Но начиная с Пастернака, которого я впервые прочитал в каком-то девятом или десятом классе, я вдруг понял, что есть поэзия и «поэзия». Нет, не так – что есть стихи и поэзия. Он был первым, кого я по-настоящему узнал как поэта. Именно Пастернак.
Брат для меня вообще был важен в мои подростковые годы, потому что родители были слишком уж меня старше, а он был взрослый, но молодой. То есть он был в каком-то смысле для меня из поколения родителей, но молодой и, так сказать, прогрессивный.
А писать сам я довольно поздно начал. Я любил читать стихи и даже ходил во Дворец пионеров в литературный кружок, где все писали, а я только слушал. Я себе не позволял писать, потому что писать плохо мне не хотелось, а хорошо не получалось.
И лишь где-то в середине третьего курса я вдруг стал писать стихи.
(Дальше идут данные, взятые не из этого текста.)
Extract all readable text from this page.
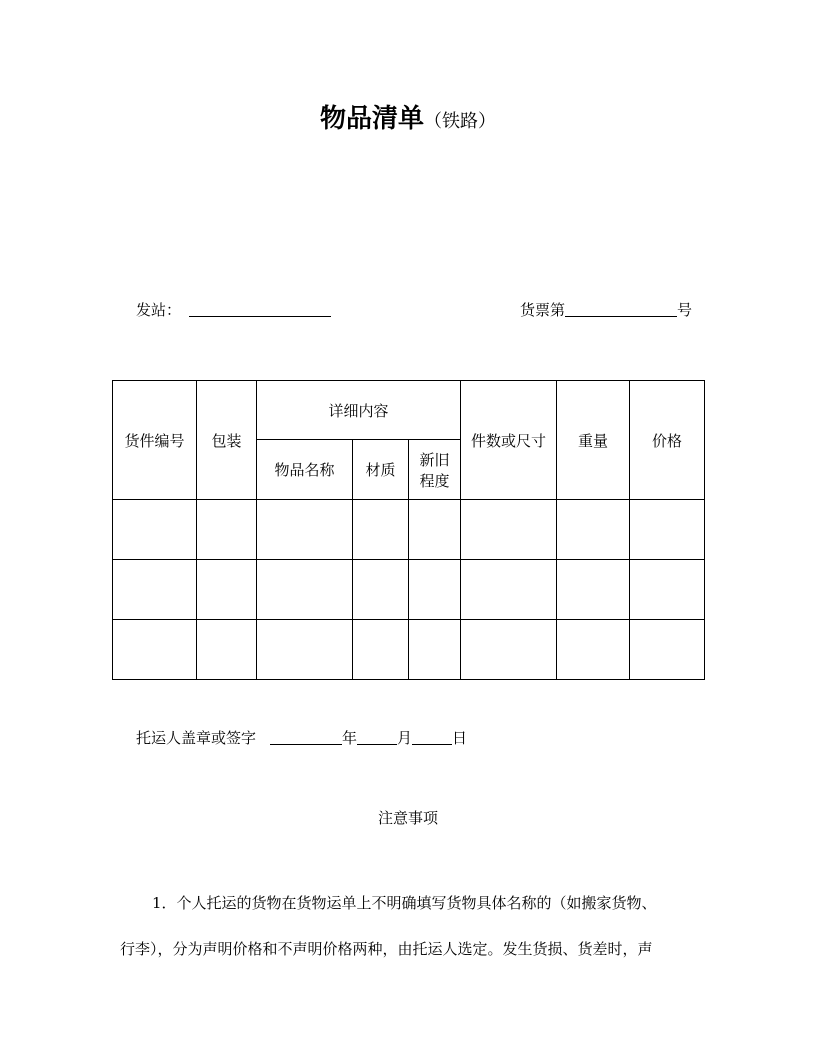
物品清单（铁路）
发站：	货票第	号
货件编号	包装	详细内容			件数或尺寸	重量	价格
		物品名称	材质	新旧
程度			

托运人盖章或签字	年	月	日
注意事项
1．个人托运的货物在货物运单上不明确填写货物具体名称的（如搬家货物、
行李），分为声明价格和不声明价格两种，由托运人选定。发生货损、货差时，声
Сразу такие очень экспрессионистские, такие напористые, довольно, надо сказать, бессмысленные. Нарочито «бессмысленные», такие, которые, как мне казалось, являются аналогом абстрактной живописи. К счастью, их мало сохранилось. Как автора, так сказать, нынешнего, я себя ощущаю примерно с 1974 года, когда мне уже было под тридцать.
ГОРАЛИК. Я немножко приторможу тут, иначе мы проскочим институт. Про выбор профессии давайте?